Cook time: 10 minutes

Serves: Large bowl of hummus

Wild Garlic – Fresh, Flavourful & Packed with Goodness. It’s that time of year again—wild garlic is growing in abundance! I absolutely love its oniony, garlicky flavour and that vibrant green colour that instantly brightens up any dish. This seasonal wild green is incredibly versatile—you can use it in soups, stir-fries, pesto, pancakes, and so much more. The options are endless!

But it’s not just about the flavour—wild garlic is also packed with health benefits. It’s known to help lower blood pressure, reduce cholesterol levels, and support overall heart health. So not only does it taste amazing, but it’s also a great ingredient to incorporate into a balanced diet.

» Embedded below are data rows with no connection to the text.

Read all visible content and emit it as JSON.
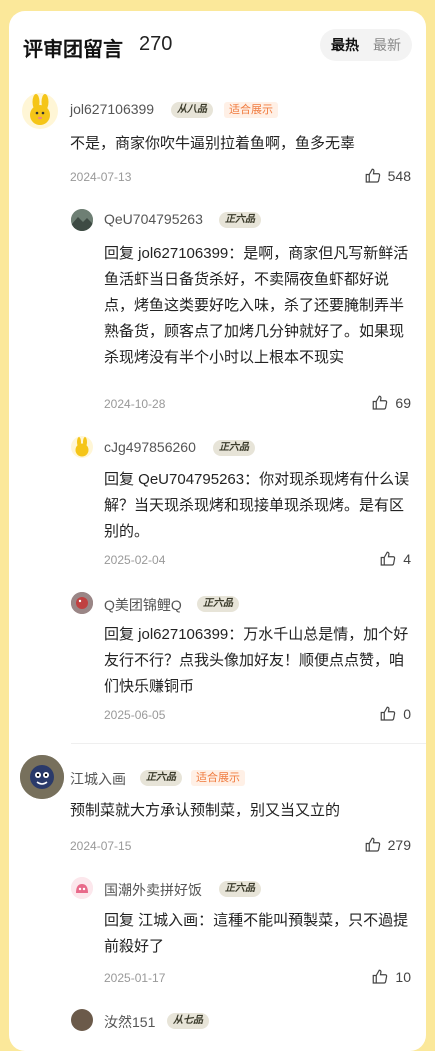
{
  "header": {
    "title": "评审团留言",
    "count": "270",
    "sort_hot": "最热",
    "sort_new": "最新"
  },
  "comments": [
    {
      "user": "jol627106399",
      "badge": "从八品",
      "tag": "适合展示",
      "text": "不是，商家你吹牛逼别拉着鱼啊，鱼多无辜",
      "date": "2024-07-13",
      "likes": "548",
      "replies": [
        {
          "user": "QeU704795263",
          "badge": "正六品",
          "text": "回复 jol627106399：是啊，商家但凡写新鲜活鱼活虾当日备货杀好，不卖隔夜鱼虾都好说点，烤鱼这类要好吃入味，杀了还要腌制弄半熟备货，顾客点了加烤几分钟就好了。如果现杀现烤没有半个小时以上根本不现实",
          "date": "2024-10-28",
          "likes": "69"
        },
        {
          "user": "cJg497856260",
          "badge": "正六品",
          "text": "回复 QeU704795263：你对现杀现烤有什么误解？当天现杀现烤和现接单现杀现烤。是有区别的。",
          "date": "2025-02-04",
          "likes": "4"
        },
        {
          "user": "Q美团锦鲤Q",
          "badge": "正六品",
          "text": "回复 jol627106399：万水千山总是情，加个好友行不行？点我头像加好友！顺便点点赞，咱们快乐赚铜币",
          "date": "2025-06-05",
          "likes": "0"
        }
      ]
    },
    {
      "user": "江城入画",
      "badge": "正六品",
      "tag": "适合展示",
      "text": "预制菜就大方承认预制菜，别又当又立的",
      "date": "2024-07-15",
      "likes": "279",
      "replies": [
        {
          "user": "国潮外卖拼好饭",
          "badge": "正六品",
          "text": "回复 江城入画：這種不能叫預製菜，只不過提前殺好了",
          "date": "2025-01-17",
          "likes": "10"
        },
        {
          "user": "汝然151",
          "badge": "从七品"
        }
      ]
    }
  ]
}
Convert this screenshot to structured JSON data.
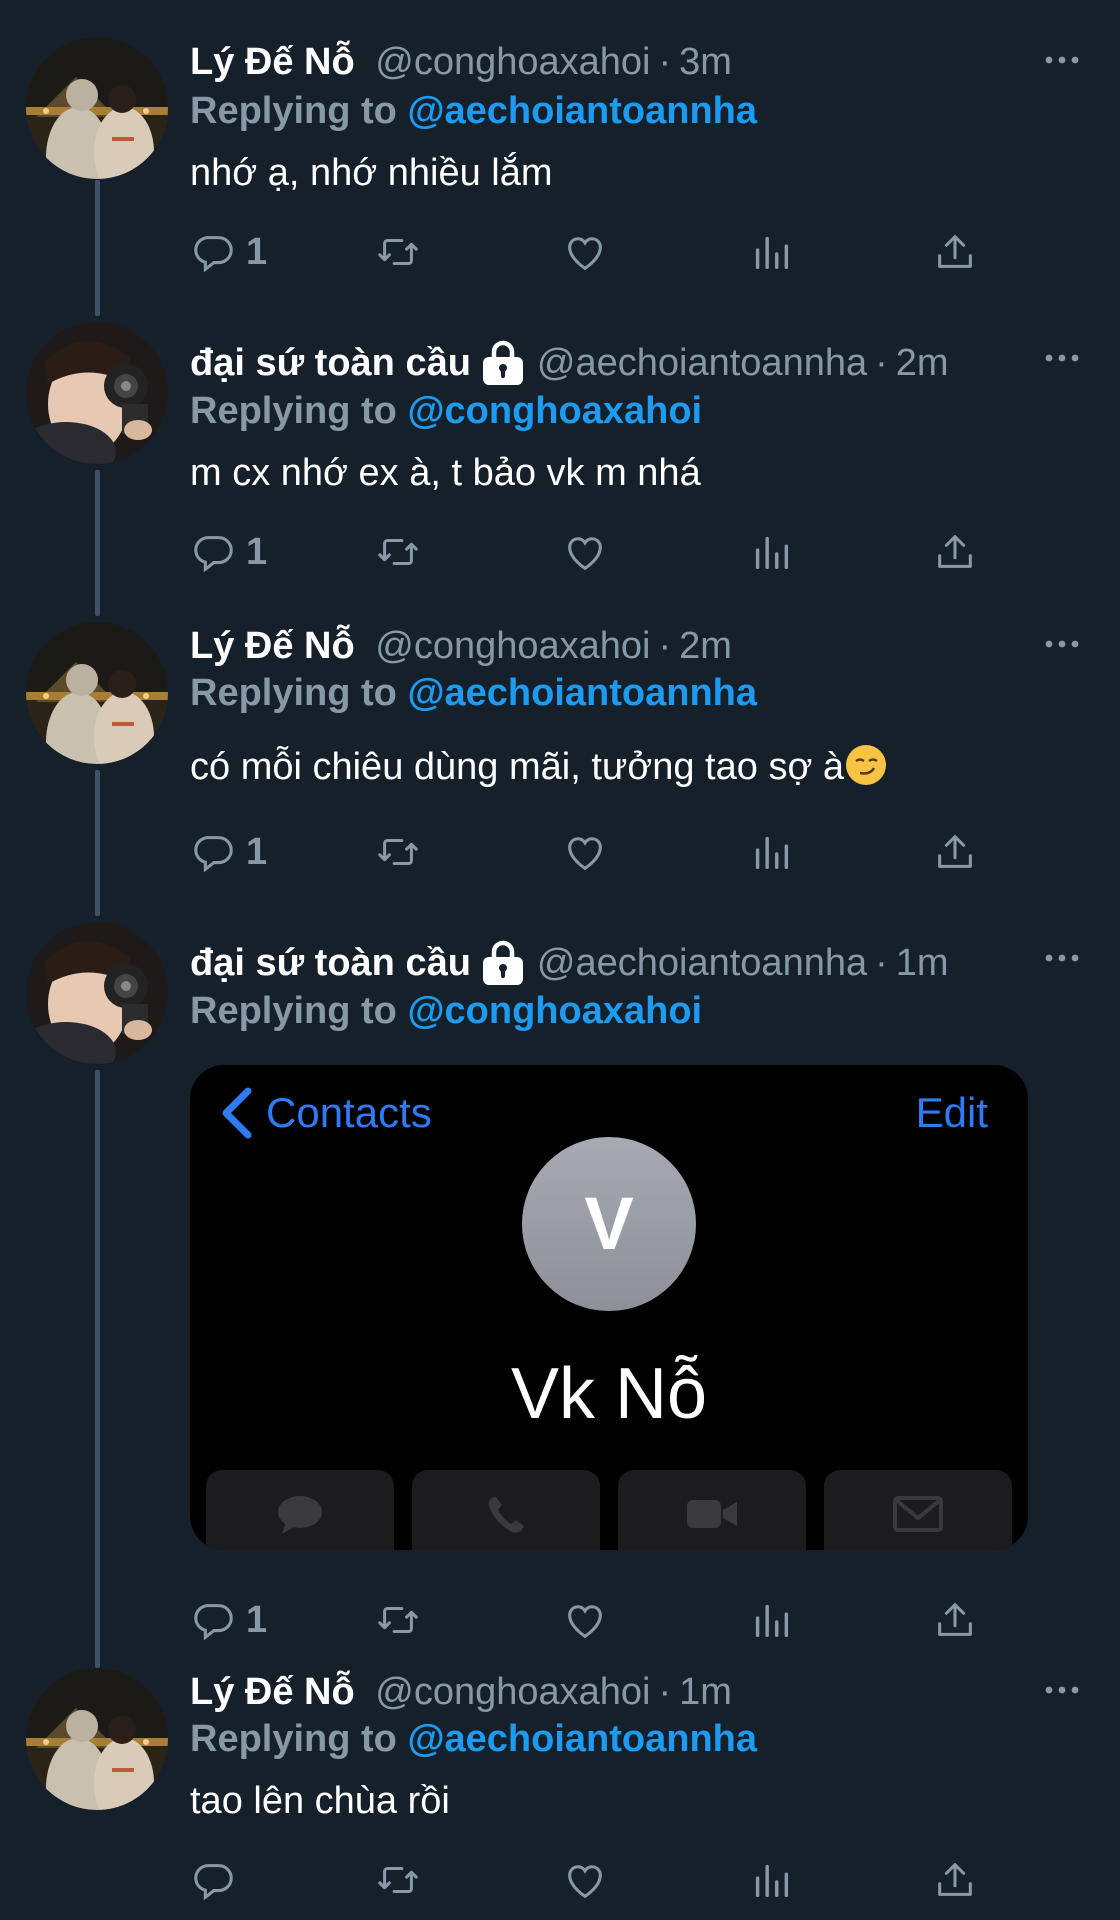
{
  "tweets": [
    {
      "name": "Lý Đế Nỗ",
      "handle": "@conghoaxahoi",
      "time": "3m",
      "locked": false,
      "replying_label": "Replying to",
      "replying_to": "@aechoiantoannha",
      "text": "nhớ ạ, nhớ nhiều lắm",
      "reply_count": "1"
    },
    {
      "name": "đại sứ toàn cầu",
      "handle": "@aechoiantoannha",
      "time": "2m",
      "locked": true,
      "replying_label": "Replying to",
      "replying_to": "@conghoaxahoi",
      "text": "m cx nhớ ex à, t bảo vk m nhá",
      "reply_count": "1"
    },
    {
      "name": "Lý Đế Nỗ",
      "handle": "@conghoaxahoi",
      "time": "2m",
      "locked": false,
      "replying_label": "Replying to",
      "replying_to": "@aechoiantoannha",
      "text": "có mỗi chiêu dùng mãi, tưởng tao sợ à",
      "reply_count": "1"
    },
    {
      "name": "đại sứ toàn cầu",
      "handle": "@aechoiantoannha",
      "time": "1m",
      "locked": true,
      "replying_label": "Replying to",
      "replying_to": "@conghoaxahoi",
      "reply_count": "1",
      "image_card": {
        "back_label": "Contacts",
        "edit_label": "Edit",
        "initial": "V",
        "contact_name": "Vk Nỗ",
        "buttons": [
          "message-icon",
          "phone-icon",
          "video-icon",
          "mail-icon"
        ]
      }
    },
    {
      "name": "Lý Đế Nỗ",
      "handle": "@conghoaxahoi",
      "time": "1m",
      "locked": false,
      "replying_label": "Replying to",
      "replying_to": "@aechoiantoannha",
      "text": "tao lên chùa rồi",
      "reply_count": ""
    }
  ],
  "colors": {
    "background": "#15202b",
    "secondary_text": "#8899a6",
    "link": "#1d9bf0",
    "ios_blue": "#2f7bf5"
  },
  "icons": [
    "reply-icon",
    "retweet-icon",
    "like-icon",
    "analytics-icon",
    "share-icon",
    "more-icon",
    "lock-icon"
  ]
}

Foraging for wild garlic is always a fun springtime activity, but if you’re lucky, you might even find it at your local market. However you get your hands on it, make the most of this seasonal gem while it lasts!

wild garlic hummus

Why You’ll Love Wild Garlic

✔️ Bold, Fresh Flavour – The perfect balance of onion and garlic notes.
✔️ Super Versatile – Great in sauces, soups, pestos, and more.
✔️ Nutrient-Rich – Supports heart health and overall well-being.
✔️ Seasonal & Special – A springtime treat you won’t want to miss!

Serve this hummus with spiced crispy flatbread or this easy 3 Ingredient Flatbreads. Want to make a more aithentic version using dried Chickpeas? I often make this version from Heartful Table.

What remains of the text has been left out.